Negara berkembang menghadapi tantangan mitigasi dan adaptasi terhadap perubahan iklim, dan terutama penghapusan kemiskinan. Negara maju meminta negara berkembang mengurangi emisi gas-gas rumah kacanya tanpa alih teknologi dan pendanaan. Seharusnya negara maju menurunkan emisinya, kalau perlu pertumbuhannya diturunkan, agar negara berkembang bisa membangun dengan emisi yang rendah karena ada bantuan alih teknologi dan pendanaan.
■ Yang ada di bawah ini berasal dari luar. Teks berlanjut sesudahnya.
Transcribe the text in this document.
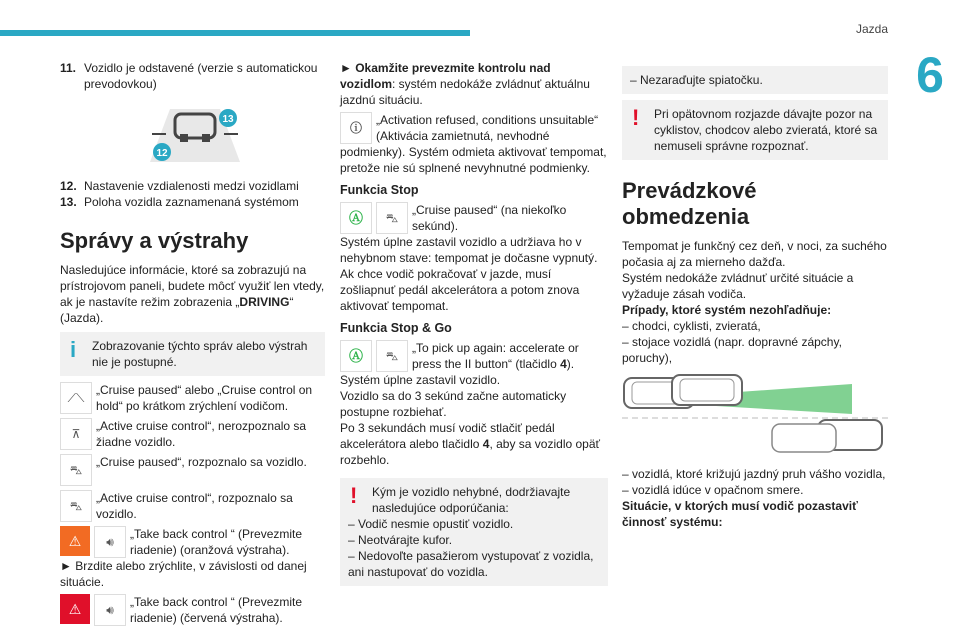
Jazda
6
11. Vozidlo je odstavené (verzie s automatickou prevodovkou)
13
12
12. Nastavenie vzdialenosti medzi vozidlami
13. Poloha vozidla zaznamenaná systémom
Správy a výstrahy

Nasledujúce informácie, ktoré sa zobrazujú na prístrojovom paneli, budete môcť využiť len vtedy, ak je nastavíte režim zobrazenia „DRIVING“ (Jazda).

i Zobrazovanie týchto správ alebo výstrah nie je postupné.
⟋⟍
„Cruise paused“ alebo „Cruise control on hold“ po krátkom zrýchlení vodičom.
⊼
„Active cruise control“, nerozpoznalo sa žiadne vozidlo.
⛍
„Cruise paused“, rozpoznalo sa vozidlo.
⛍
„Active cruise control“, rozpoznalo sa vozidlo.
⚠	🔊︎
„Take back control “ (Prevezmite riadenie) (oranžová výstraha).

► Brzdite alebo zrýchlite, v závislosti od danej situácie.

⚠	🔊︎
„Take back control “ (Prevezmite riadenie) (červená výstraha).

► Okamžite prevezmite kontrolu nad vozidlom: systém nedokáže zvládnuť aktuálnu jazdnú situáciu.

ⓘ
„Activation refused, conditions unsuitable“ (Aktivácia zamietnutá, nevhodné podmienky). Systém odmieta aktivovať tempomat, pretože nie sú splnené nevyhnutné podmienky.
Funkcia Stop
Ⓐ	⛍
„Cruise paused“ (na niekoľko sekúnd).

Systém úplne zastavil vozidlo a udržiava ho v nehybnom stave: tempomat je dočasne vypnutý. Ak chce vodič pokračovať v jazde, musí zošliapnuť pedál akcelerátora a potom znova aktivovať tempomat.

Funkcia Stop & Go
Ⓐ	⛍
„To pick up again: accelerate or press the II button“ (tlačidlo 4).

Systém úplne zastavil vozidlo.

Vozidlo sa do 3 sekúnd začne automaticky postupne rozbiehať.

Po 3 sekundách musí vodič stlačiť pedál akcelerátora alebo tlačidlo 4, aby sa vozidlo opäť rozbehlo.

! Kým je vozidlo nehybné, dodržiavajte nasledujúce odporúčania:

– Vodič nesmie opustiť vozidlo.

– Neotvárajte kufor.

– Nedovoľte pasažierom vystupovať z vozidla, ani nastupovať do vozidla.

– Nezaraďujte spiatočku.
! Pri opätovnom rozjazde dávajte pozor na cyklistov, chodcov alebo zvieratá, ktoré sa nemuseli správne rozpoznať.
Prevádzkové obmedzenia

Tempomat je funkčný cez deň, v noci, za suchého počasia aj za mierneho dažďa.

Systém nedokáže zvládnuť určité situácie a vyžaduje zásah vodiča.

Prípady, ktoré systém nezohľadňuje:

– chodci, cyklisti, zvieratá,

– stojace vozidlá (napr. dopravné zápchy, poruchy),

– vozidlá, ktoré križujú jazdný pruh vášho vozidla,

– vozidlá idúce v opačnom smere.

Situácie, v ktorých musí vodič pozastaviť činnosť systému:
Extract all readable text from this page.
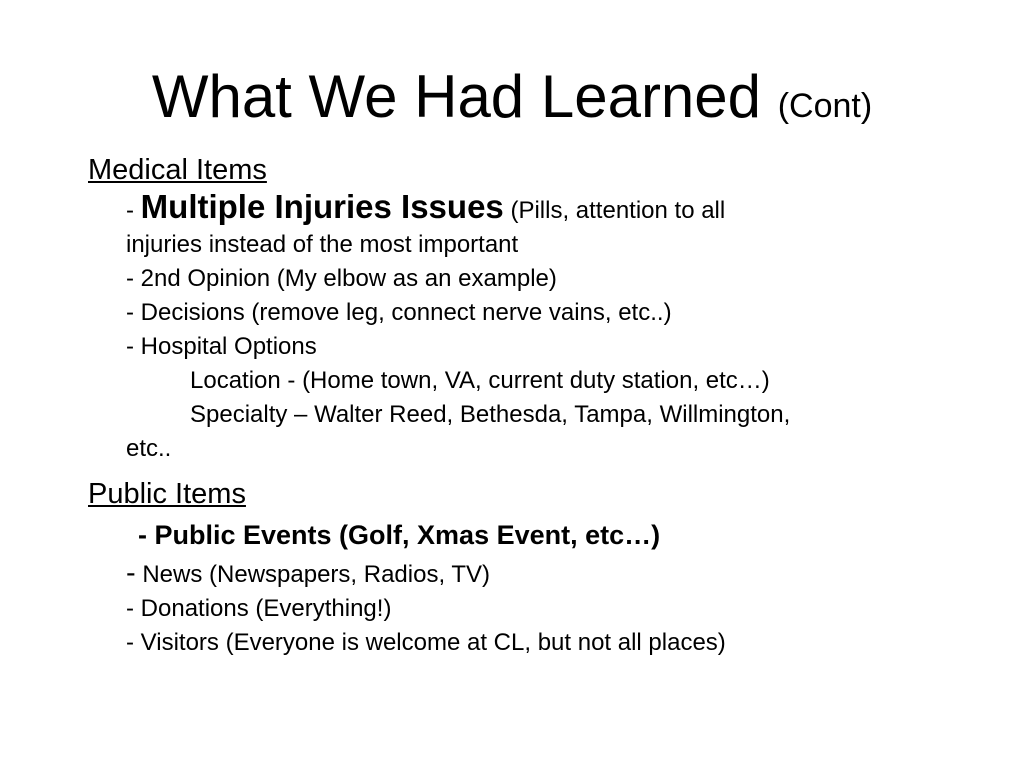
What We Had Learned (Cont)
Medical Items
- Multiple Injuries Issues (Pills, attention to all
injuries instead of the most important
- 2nd Opinion (My elbow as an example)
- Decisions (remove leg, connect nerve vains, etc..)
- Hospital Options
Location - (Home town, VA, current duty station, etc…)
Specialty – Walter Reed, Bethesda, Tampa, Willmington,
etc..
Public Items
- Public Events (Golf, Xmas Event, etc…)
- News (Newspapers, Radios, TV)
- Donations (Everything!)
- Visitors (Everyone is welcome at CL, but not all places)
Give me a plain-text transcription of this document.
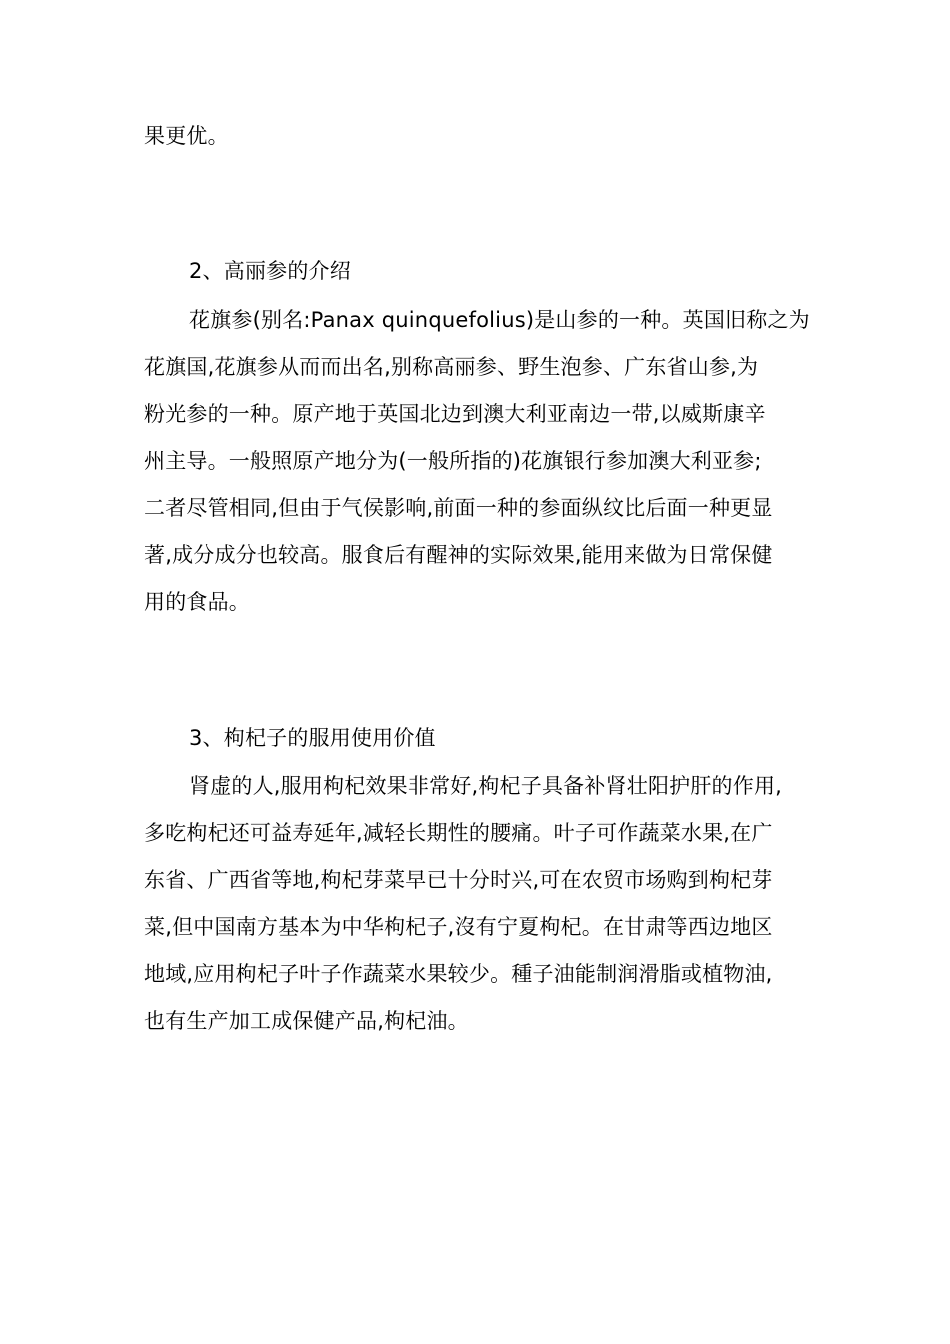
果更优。
2、高丽参的介绍
花旗参(别名:Panax quinquefolius)是山参的一种。英国旧称之为
花旗国,花旗参从而而出名,别称高丽参、野生泡参、广东省山参,为
粉光参的一种。原产地于英国北边到澳大利亚南边一带,以威斯康辛
州主导。一般照原产地分为(一般所指的)花旗银行参加澳大利亚参;
二者尽管相同,但由于气侯影响,前面一种的参面纵纹比后面一种更显
著,成分成分也较高。服食后有醒神的实际效果,能用来做为日常保健
用的食品。
3、枸杞子的服用使用价值
肾虚的人,服用枸杞效果非常好,枸杞子具备补肾壮阳护肝的作用,
多吃枸杞还可益寿延年,减轻长期性的腰痛。叶子可作蔬菜水果,在广
东省、广西省等地,枸杞芽菜早已十分时兴,可在农贸市场购到枸杞芽
菜,但中国南方基本为中华枸杞子,沒有宁夏枸杞。在甘肃等西边地区
地域,应用枸杞子叶子作蔬菜水果较少。種子油能制润滑脂或植物油,
也有生产加工成保健产品,枸杞油。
Pokok perdebatan ada di dalam prinsip tanggung jawab bersama tetapi berbeda (common but differentiate responsibility). Negara maju diikat komitmen melalui perjanjian multilateral. Persoalannya, demokrasi di tingkat multilateral belum dicapai sehingga menghambat kerja sama global dalam menghadapi tantangan global seperti perubahan iklim. Voting di lembaga-lembaga multilateral didasarkan besarnya dollar, padahal ada kesenjangan dalam tingkat pendapatan, sumber daya finansial, perdagangan, teknologi dan kontrol. Ini tidak adil.

Adakah kemungkinan AS dan Australia meratifikasi Protokol Kyoto di Bali?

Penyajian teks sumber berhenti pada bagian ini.